I
INVITATION

Who would not go to Palestine?

To look upon that little stage where the drama of

humanity has centred in such unforgetable scenes; to trace the rugged paths and ancient highways along which so many heroic and pathetic figures have travelled; above all, to see with the eyes as well as with the heart

"Those holy fields
Over whose acres walked those blessed feet
Which, nineteen hundred years ago, were nail'd
For our advantage on the bitter cross"—

for the sake of these things who would not travel far and endure many hardships?
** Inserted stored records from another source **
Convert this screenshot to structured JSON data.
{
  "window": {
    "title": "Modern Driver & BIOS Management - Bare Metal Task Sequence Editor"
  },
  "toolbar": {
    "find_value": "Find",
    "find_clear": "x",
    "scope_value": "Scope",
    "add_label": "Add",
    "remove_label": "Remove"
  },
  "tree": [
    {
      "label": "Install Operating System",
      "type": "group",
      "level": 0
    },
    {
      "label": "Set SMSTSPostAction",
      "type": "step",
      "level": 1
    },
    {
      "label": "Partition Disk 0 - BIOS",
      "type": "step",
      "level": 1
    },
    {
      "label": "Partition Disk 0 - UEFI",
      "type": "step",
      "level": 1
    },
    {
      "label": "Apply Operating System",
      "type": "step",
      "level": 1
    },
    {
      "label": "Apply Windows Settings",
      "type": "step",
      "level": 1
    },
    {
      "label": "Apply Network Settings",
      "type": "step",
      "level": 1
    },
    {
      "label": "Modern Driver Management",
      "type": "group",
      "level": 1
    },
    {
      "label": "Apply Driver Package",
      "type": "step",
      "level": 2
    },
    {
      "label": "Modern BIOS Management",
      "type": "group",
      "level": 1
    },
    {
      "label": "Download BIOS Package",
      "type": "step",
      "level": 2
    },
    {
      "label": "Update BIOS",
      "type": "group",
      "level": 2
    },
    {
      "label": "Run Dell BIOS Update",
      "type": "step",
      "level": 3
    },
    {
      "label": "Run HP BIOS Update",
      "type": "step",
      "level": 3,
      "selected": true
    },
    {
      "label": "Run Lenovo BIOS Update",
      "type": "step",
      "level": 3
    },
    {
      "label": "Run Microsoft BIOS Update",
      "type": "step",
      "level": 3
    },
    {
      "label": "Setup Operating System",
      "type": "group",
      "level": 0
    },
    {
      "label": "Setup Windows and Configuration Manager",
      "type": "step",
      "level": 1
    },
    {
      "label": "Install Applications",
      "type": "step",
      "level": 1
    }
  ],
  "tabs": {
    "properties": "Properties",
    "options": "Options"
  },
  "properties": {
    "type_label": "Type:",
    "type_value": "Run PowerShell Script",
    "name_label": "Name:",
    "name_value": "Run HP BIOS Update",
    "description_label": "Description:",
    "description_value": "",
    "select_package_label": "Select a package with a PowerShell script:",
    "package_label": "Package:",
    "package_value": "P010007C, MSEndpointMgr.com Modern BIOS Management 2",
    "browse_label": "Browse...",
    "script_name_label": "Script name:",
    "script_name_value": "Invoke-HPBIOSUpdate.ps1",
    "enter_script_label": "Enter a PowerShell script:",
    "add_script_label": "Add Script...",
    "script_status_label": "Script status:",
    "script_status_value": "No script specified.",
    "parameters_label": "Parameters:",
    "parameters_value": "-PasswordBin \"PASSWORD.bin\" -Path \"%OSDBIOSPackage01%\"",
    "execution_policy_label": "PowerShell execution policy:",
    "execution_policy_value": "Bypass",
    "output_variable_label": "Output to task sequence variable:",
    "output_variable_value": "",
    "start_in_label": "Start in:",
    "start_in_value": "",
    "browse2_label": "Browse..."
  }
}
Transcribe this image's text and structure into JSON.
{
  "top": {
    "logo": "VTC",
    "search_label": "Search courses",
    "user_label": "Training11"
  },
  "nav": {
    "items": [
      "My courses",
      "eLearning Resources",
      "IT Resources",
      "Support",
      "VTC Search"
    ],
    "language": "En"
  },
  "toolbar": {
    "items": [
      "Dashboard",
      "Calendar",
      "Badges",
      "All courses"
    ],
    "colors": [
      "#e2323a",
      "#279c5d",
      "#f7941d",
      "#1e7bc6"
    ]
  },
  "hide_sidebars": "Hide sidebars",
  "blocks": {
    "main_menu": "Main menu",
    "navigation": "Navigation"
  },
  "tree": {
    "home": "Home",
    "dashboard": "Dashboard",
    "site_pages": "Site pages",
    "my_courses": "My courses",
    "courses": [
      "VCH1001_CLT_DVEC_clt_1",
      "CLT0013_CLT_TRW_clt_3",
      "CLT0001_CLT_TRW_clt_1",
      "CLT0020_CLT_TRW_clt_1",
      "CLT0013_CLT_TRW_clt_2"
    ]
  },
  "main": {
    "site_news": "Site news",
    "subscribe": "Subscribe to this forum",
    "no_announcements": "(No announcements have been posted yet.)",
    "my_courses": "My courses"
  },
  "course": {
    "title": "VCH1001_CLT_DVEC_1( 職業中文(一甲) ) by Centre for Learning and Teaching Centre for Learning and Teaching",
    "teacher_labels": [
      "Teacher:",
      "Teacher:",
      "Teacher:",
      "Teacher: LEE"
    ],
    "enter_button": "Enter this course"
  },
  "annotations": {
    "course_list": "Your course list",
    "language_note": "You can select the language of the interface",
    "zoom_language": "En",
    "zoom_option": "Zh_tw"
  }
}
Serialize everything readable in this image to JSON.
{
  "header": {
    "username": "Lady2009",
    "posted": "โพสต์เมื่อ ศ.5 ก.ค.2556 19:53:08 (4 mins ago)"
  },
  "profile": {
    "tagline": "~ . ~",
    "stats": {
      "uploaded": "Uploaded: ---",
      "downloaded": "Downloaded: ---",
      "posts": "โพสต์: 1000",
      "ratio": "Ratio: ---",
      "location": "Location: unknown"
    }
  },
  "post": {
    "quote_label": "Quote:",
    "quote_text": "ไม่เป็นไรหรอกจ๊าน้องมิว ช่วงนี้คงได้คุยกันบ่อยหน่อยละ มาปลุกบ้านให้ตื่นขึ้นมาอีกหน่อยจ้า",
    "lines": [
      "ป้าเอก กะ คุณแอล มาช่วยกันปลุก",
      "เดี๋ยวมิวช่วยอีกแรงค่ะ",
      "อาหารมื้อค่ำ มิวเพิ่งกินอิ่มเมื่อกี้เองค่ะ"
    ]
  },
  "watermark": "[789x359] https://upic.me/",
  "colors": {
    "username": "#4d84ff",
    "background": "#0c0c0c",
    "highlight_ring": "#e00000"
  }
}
It is easy to find Palestine. It lies in the south-east corner of the Mediterranean coast, where the "sea in the midst of the nations," makes a great elbow between Asia Minor and Egypt. A tiny land, about a hundred and fifty miles long and

sixty miles wide, stretching in a fourfold band from the foot of snowy Hermon and the Lebanons to the fulvous crags of Sinai: a green strip of fertile plain beside the sea, a blue strip of lofty and broken highlands, a gray-and-yellow strip of sunken river-valley, a purple strip of high mountains rolling away to the Arabian desert. There are a dozen lines of steamships to carry you thither; a score of well-equipped agencies to conduct you on what they call "a de luxe religious expedition to Palestine."

But how to find the Holy Land—ah, that is another question.